Kirk found another left hazard with his approach at the par-5 15th, but saved par from 19 feet. Instead of taking a commanding lead, Baird three-putted for par from 42 feet, lipping a 4-foot comebacker. Kirk pulled even on a 15-foot birdie putt at 17.
At that point, Baird was questioning his own swing. The poor drive into a left fairway bunker at 18 didn’t surprise him.
Give him credit for candor.
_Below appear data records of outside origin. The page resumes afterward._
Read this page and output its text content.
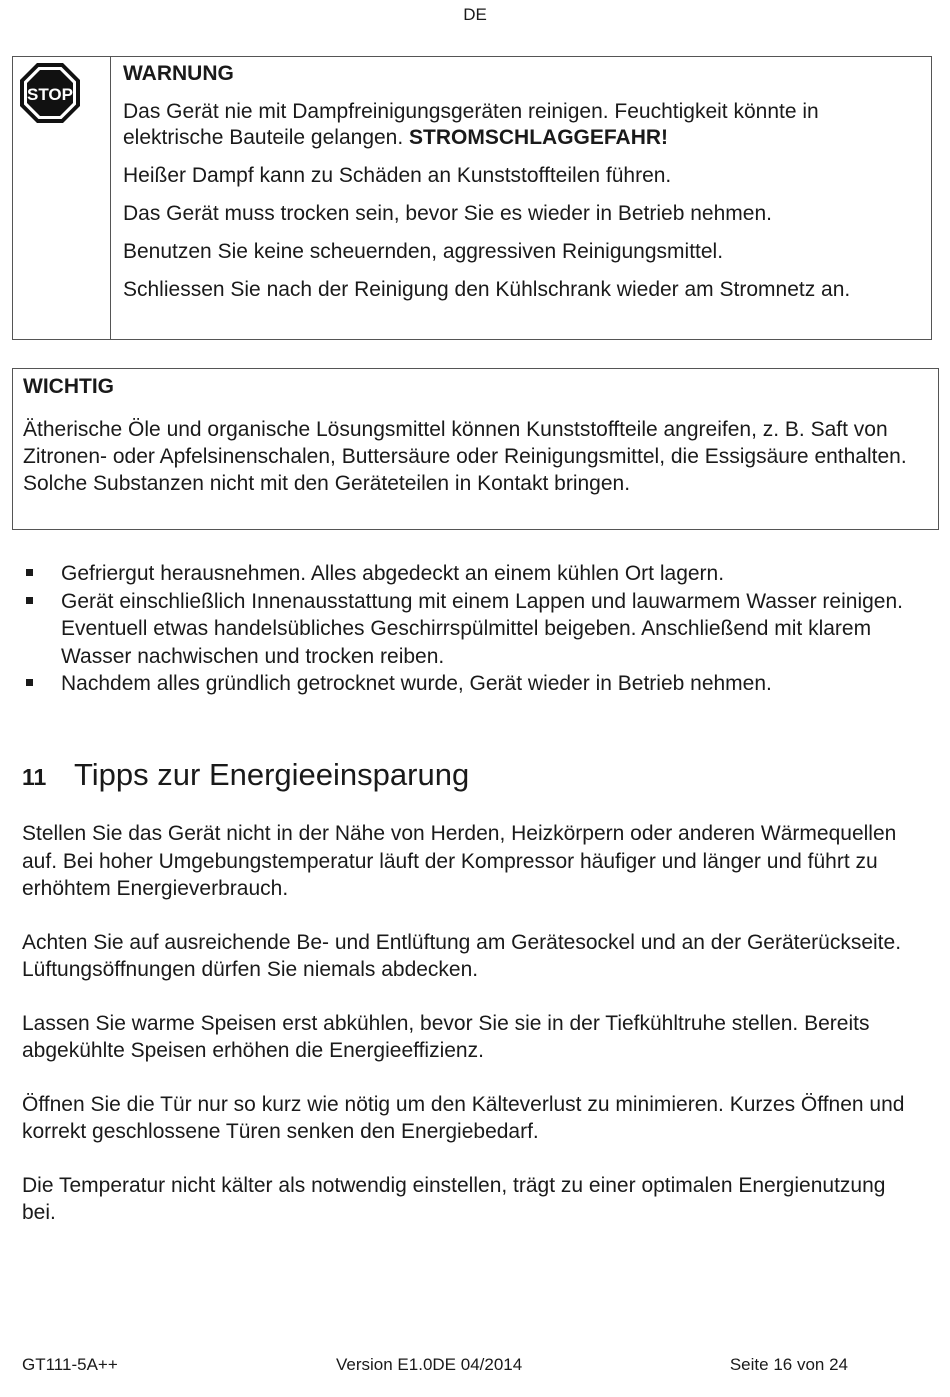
DE
STOP

WARNUNG

Das Gerät nie mit Dampfreinigungsgeräten reinigen. Feuchtigkeit könnte in elektrische Bauteile gelangen. STROMSCHLAGGEFAHR!

Heißer Dampf kann zu Schäden an Kunststoffteilen führen.

Das Gerät muss trocken sein, bevor Sie es wieder in Betrieb nehmen.

Benutzen Sie keine scheuernden, aggressiven Reinigungsmittel.

Schliessen Sie nach der Reinigung den Kühlschrank wieder am Stromnetz an.

WICHTIG

Ätherische Öle und organische Lösungsmittel können Kunststoffteile angreifen, z. B. Saft von Zitronen- oder Apfelsinenschalen, Buttersäure oder Reinigungsmittel, die Essigsäure enthalten. Solche Substanzen nicht mit den Geräteteilen in Kontakt bringen.

Gefriergut herausnehmen. Alles abgedeckt an einem kühlen Ort lagern.
Gerät einschließlich Innenausstattung mit einem Lappen und lauwarmem Wasser reinigen. Eventuell etwas handelsübliches Geschirrspülmittel beigeben. Anschließend mit klarem Wasser nachwischen und trocken reiben.
Nachdem alles gründlich getrocknet wurde, Gerät wieder in Betrieb nehmen.
11 Tipps zur Energieeinsparung

Stellen Sie das Gerät nicht in der Nähe von Herden, Heizkörpern oder anderen Wärmequellen auf. Bei hoher Umgebungstemperatur läuft der Kompressor häufiger und länger und führt zu erhöhtem Energieverbrauch.

Achten Sie auf ausreichende Be- und Entlüftung am Gerätesockel und an der Geräterückseite. Lüftungsöffnungen dürfen Sie niemals abdecken.

Lassen Sie warme Speisen erst abkühlen, bevor Sie sie in der Tiefkühltruhe stellen. Bereits abgekühlte Speisen erhöhen die Energieeffizienz.

Öffnen Sie die Tür nur so kurz wie nötig um den Kälteverlust zu minimieren. Kurzes Öffnen und korrekt geschlossene Türen senken den Energiebedarf.

Die Temperatur nicht kälter als notwendig einstellen, trägt zu einer optimalen Energienutzung bei.

GT111-5A++	Version E1.0DE 04/2014	Seite 16 von 24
His revelation of his thoughts on the final tee box was a remarkable look into the mind of a longtime non-winner tied for lead on the last hole.
“I hit a terrible tee shot, and I turned to my caddie (2012 U.S. Mid-Am quarterfinalist Corby Segal) before we saw where my ball ended up and I told him, ‘If I would have hit the fairway, I would have looked at you and said that was 50-50, maybe not even that.’ It would have been kind of lucky.
“Obviously I told him I didn’t feel good with my swing, wasn’t comfortable and . . . you mix that with nerves and it’s a recipe for disaster.”
Unfortunately for him, his thoughts turned negative.
But the result, one would think, will feel better to Baird as time passes. His consolation is that he played well all week and earned enough money ($484,000) to satisfy his major medical extension and become fully exempt for the remainder of the 2013-14 season.
“You know,” Baird said, “there’s always a silver lining.”